Here's a simple example:
import attrs
import cattrs
import enum
class E(enum.Enum):
A = 0
B = 1
class EE(enum.Enum):
A0 = (E.A, 0)
A1 = (E.A, 1)
B0 = (E.B, 0)
B1 = (E.B, 1)
@attrs.define
class C:
e: E
ee: EE
c = C(e=E.B, ee=EE.A1)
print(cattrs.unstructure(c))
The e attribute of the C class is properly unstructured to a 1 value and the ee attribute is unstructured to the tuple (E.A, 1), but the E.A in that resulting tuple is not unstructured, which causes, for instance, JSON serialization to fail.
I can see where to fix this while unstructuring. Changing converters.py _unstructure_enum to:
def _unstructure_enum(self, obj: Enum) -> Any:
"""Convert an enum to its value."""
return self._unstructure_func.dispatch(obj.value.__class__)(obj.value)
Fixes the unstructuring, but I'm not sure how to fix the structuring.
Hm, tricky. You're right in that enum members can contain values of arbitrary complexity. Judging by the amount of issues I've seen about them, this seems to be pretty rare in practice.
For unstructuring, your fix would work but it would slow down primitive-value enums. We would need a separate code path for it, with simpler enums taking the faster path. This probably means we need predicates and hook factories for simple and complex enums, instead of the current singledispatch-based hook for unstructuring.
Structuring is harder since it's tricky to actually detect what the underlying type is. Currently we just let the enum itself do the structuring/validation; in your example that would be equivalent to just E(val) and then just deal with what happens. Obviously that won't work for more complex cases, like your EE enum.

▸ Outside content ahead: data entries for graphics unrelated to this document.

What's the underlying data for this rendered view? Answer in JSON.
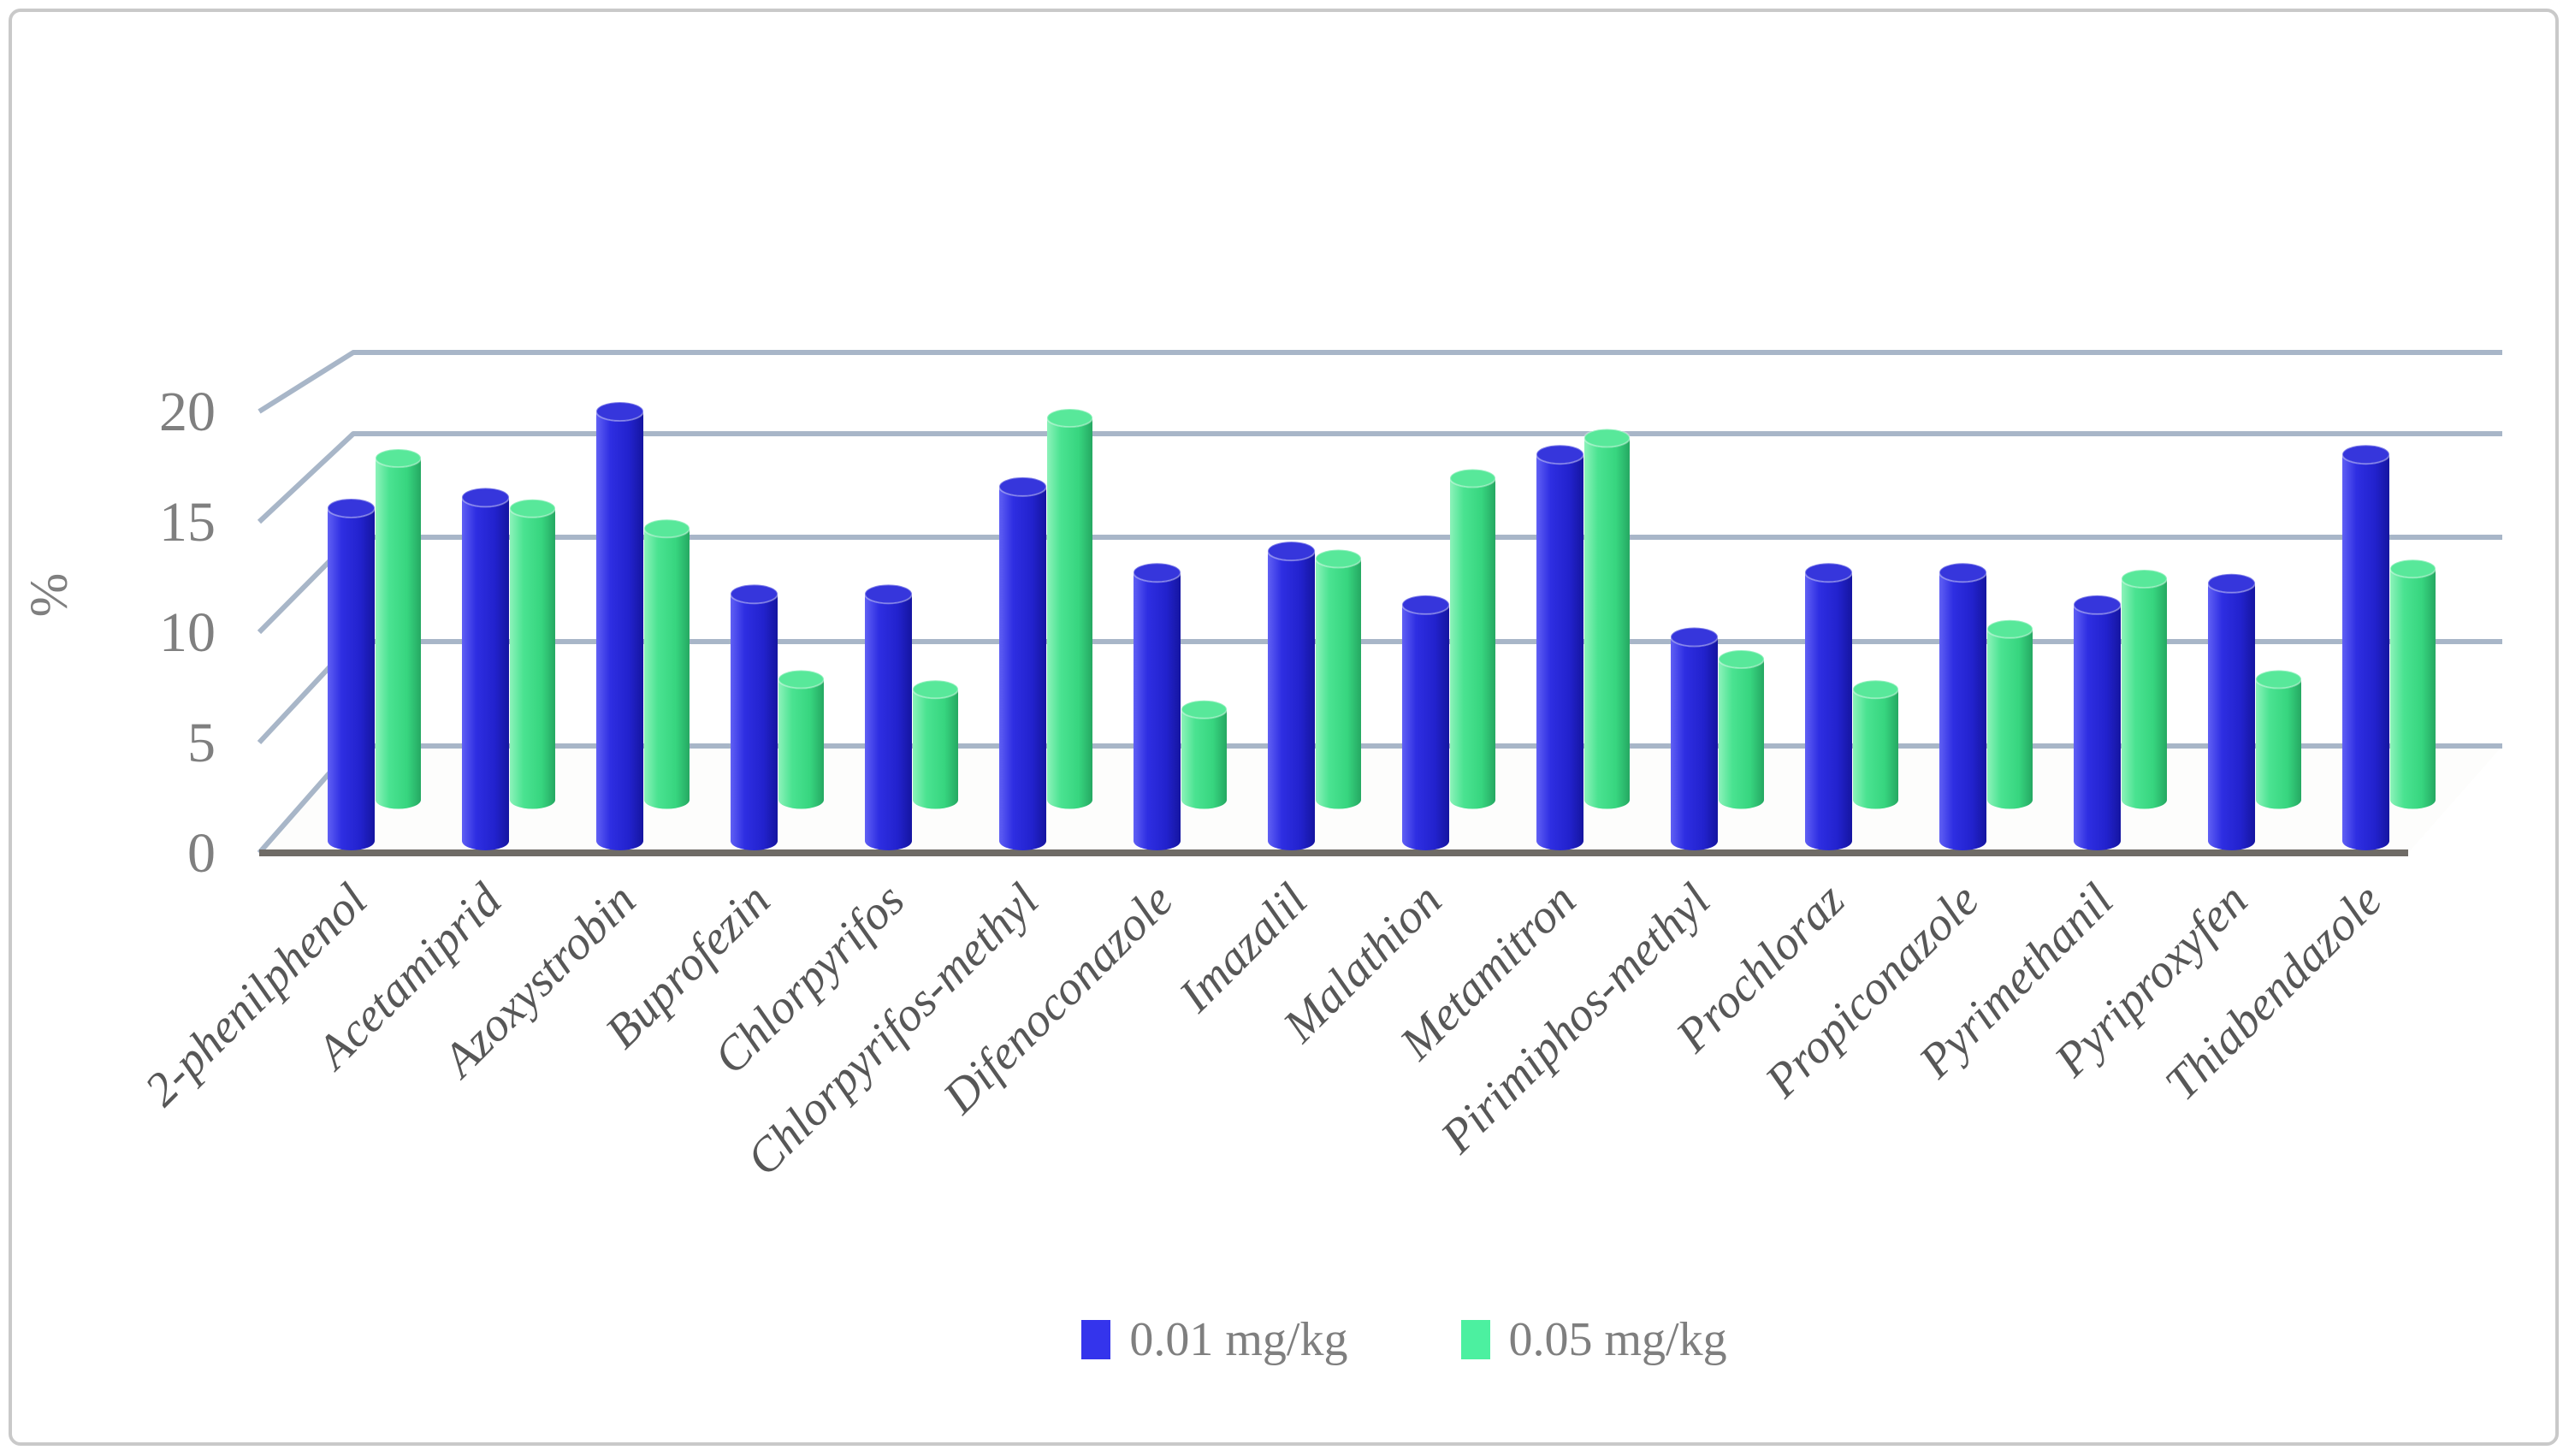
{
  "figure": {
    "type": "3d-cylinder-column-chart"
  },
  "axes": {
    "y_unit_label": "%",
    "y_ticks": [
      "0",
      "5",
      "10",
      "15",
      "20"
    ]
  },
  "legend": {
    "items": [
      {
        "label": "0.01 mg/kg",
        "color": "#3434ec"
      },
      {
        "label": "0.05 mg/kg",
        "color": "#4cf0a0"
      }
    ]
  },
  "chart_data": {
    "type": "bar",
    "substyle": "3d-cylinder",
    "title": "",
    "xlabel": "",
    "ylabel": "%",
    "ylim": [
      0,
      20
    ],
    "yticks": [
      0,
      5,
      10,
      15,
      20
    ],
    "grid": true,
    "legend_position": "bottom",
    "categories": [
      "2-phenilphenol",
      "Acetamiprid",
      "Azoxystrobin",
      "Buprofezin",
      "Chlorpyrifos",
      "Chlorpyrifos-methyl",
      "Difenoconazole",
      "Imazalil",
      "Malathion",
      "Metamitron",
      "Pirimiphos-methyl",
      "Prochloraz",
      "Propiconazole",
      "Pyrimethanil",
      "Pyriproxyfen",
      "Thiabendazole"
    ],
    "series": [
      {
        "name": "0.01 mg/kg",
        "color": "#2b2bdd",
        "values": [
          15.5,
          16,
          20,
          11.5,
          11.5,
          16.5,
          12.5,
          13.5,
          11,
          18,
          9.5,
          12.5,
          12.5,
          11,
          12,
          18
        ]
      },
      {
        "name": "0.05 mg/kg",
        "color": "#44dd88",
        "values": [
          17,
          14.5,
          13.5,
          6,
          5.5,
          19,
          4.5,
          12,
          16,
          18,
          7,
          5.5,
          8.5,
          11,
          6,
          11.5
        ]
      }
    ],
    "colors": {
      "gridline": "#a8b6c8",
      "floor_edge": "#6f6b66",
      "tick_text": "#7f7f7f",
      "category_text": "#575757",
      "legend_text": "#7f7f7f"
    }
  }
}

For example, your EE enum would have an underlying value type of tuple[E, int], so then structuring would be equivalent to EE(converter.structure(val, tuple[E, int])). One approach would be to iterate over all members and try to reconstruct this type, recursively.
If you're interested in working on this I'd be happy to support.

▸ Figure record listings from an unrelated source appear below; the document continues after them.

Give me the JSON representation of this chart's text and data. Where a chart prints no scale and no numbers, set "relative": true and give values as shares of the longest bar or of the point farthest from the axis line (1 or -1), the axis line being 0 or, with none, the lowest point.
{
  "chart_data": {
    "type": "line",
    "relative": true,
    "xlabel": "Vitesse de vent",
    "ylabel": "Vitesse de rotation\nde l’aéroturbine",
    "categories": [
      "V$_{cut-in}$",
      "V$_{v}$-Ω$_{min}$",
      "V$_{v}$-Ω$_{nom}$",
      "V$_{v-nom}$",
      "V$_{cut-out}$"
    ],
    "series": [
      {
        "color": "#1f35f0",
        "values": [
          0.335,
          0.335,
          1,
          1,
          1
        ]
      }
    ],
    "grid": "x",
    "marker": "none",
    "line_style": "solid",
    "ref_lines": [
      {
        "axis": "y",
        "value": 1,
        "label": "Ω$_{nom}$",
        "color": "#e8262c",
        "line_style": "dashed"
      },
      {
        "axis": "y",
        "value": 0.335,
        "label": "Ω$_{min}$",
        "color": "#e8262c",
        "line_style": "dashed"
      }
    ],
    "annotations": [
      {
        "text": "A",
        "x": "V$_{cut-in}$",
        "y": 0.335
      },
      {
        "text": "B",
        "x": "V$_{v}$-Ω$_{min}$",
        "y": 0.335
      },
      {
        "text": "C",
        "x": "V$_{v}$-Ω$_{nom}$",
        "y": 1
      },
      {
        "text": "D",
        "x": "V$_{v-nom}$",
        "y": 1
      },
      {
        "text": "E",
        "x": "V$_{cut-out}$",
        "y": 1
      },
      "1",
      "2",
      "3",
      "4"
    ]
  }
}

Yeah, this is absolutely an edge case and not something that most users of enums would run into, but I've ended up building this kind of Enum multiple times in the past and it would be nice to have it be supported.
I've started to go a bit deeper down this rabbit hole and have some ideas. The hard part would be to find the types of the values. I know that type checker have ways of inferring types but I'm not sure if cattrs does that or how to go about it. Looking at the Python typing documentation, though, shows a standardized way to specify types of Enum values. Giving a type hint for the _value_ member.
class EE(enum.Enum):
_value_: tuple[E, int]
A0 = (E.A, 0)
# etc.
This seems like it would be a good solution for where to find that information for cattrs and fit into the way that attrs and dataobjects like to define things.

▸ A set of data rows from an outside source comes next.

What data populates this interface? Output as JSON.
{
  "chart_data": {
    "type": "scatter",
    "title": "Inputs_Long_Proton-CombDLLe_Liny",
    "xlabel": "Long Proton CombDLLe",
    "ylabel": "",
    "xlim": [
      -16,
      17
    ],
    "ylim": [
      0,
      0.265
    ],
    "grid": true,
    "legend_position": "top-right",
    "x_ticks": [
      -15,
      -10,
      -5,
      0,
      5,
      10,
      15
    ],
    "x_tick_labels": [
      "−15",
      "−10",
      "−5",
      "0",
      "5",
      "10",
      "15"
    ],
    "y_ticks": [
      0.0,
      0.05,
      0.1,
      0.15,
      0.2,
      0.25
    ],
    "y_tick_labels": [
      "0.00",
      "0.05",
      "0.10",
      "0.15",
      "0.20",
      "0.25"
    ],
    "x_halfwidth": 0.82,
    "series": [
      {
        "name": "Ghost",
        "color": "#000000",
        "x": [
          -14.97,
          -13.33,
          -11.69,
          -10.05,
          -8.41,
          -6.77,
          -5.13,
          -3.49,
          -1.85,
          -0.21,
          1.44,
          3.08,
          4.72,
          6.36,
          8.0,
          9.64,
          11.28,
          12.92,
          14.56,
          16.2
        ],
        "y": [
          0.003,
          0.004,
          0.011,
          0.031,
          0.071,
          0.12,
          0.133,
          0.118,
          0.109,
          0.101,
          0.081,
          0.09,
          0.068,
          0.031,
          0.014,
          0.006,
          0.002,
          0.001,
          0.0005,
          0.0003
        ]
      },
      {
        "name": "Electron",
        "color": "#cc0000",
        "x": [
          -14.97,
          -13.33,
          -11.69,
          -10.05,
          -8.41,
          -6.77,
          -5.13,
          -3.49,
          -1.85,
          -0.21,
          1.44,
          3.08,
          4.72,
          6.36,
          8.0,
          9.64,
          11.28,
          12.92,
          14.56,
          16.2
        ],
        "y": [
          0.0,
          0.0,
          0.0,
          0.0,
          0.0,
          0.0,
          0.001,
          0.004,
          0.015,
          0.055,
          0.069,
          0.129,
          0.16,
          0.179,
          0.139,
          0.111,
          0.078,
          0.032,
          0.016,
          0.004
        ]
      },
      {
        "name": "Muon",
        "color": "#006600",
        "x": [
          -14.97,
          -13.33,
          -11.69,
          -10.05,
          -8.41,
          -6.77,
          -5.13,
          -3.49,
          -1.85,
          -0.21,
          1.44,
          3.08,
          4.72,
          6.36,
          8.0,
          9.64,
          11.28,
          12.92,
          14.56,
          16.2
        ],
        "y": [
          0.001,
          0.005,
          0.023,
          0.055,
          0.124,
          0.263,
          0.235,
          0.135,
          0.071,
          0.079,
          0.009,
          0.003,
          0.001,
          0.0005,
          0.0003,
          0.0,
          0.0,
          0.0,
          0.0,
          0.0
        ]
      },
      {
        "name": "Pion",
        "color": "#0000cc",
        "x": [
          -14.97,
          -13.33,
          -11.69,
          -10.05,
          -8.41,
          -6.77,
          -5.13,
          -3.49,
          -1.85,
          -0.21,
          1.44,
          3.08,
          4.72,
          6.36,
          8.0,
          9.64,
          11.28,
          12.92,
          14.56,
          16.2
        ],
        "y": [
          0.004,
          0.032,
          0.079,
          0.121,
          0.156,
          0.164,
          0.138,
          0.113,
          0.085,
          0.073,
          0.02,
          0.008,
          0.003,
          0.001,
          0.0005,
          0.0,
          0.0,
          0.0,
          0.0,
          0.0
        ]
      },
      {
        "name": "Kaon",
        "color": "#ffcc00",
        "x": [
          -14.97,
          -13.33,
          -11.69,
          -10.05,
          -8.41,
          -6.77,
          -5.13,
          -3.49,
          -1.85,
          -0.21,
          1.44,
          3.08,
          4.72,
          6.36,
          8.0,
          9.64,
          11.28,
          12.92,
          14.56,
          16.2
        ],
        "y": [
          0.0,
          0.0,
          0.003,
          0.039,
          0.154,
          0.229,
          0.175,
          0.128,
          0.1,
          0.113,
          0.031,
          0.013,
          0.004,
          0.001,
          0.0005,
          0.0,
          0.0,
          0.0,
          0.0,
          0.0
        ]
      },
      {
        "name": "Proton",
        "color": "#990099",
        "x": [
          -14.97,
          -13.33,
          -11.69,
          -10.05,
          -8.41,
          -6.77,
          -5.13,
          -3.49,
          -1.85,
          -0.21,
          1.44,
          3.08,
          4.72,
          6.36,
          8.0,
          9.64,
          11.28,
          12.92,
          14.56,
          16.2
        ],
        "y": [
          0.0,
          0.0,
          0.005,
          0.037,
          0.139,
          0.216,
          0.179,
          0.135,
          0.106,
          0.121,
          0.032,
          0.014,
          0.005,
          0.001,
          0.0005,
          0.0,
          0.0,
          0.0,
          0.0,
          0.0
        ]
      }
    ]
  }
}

We would need a separate code path for it, with simpler enums taking the faster path. This probably means we need predicates and hook factories for simple and complex enums, instead of the current singledispatch-based hook for unstructuring.
I'm not totally sure what this would entail, I haven't dug too deep into the guts of cattrs, just deep enough to figure out where this issue could be solved. I'll see what I can figure out and toss up a PR then you can tell me if I've missed something or if there's a better way to implement it.
Giving a type hint for the value member.
Ooh, interesting! I didn't even know about this. This probably solves our issue then - we can just check for this field. We probably don't even need to go to hook factories; a field check should be fast enough.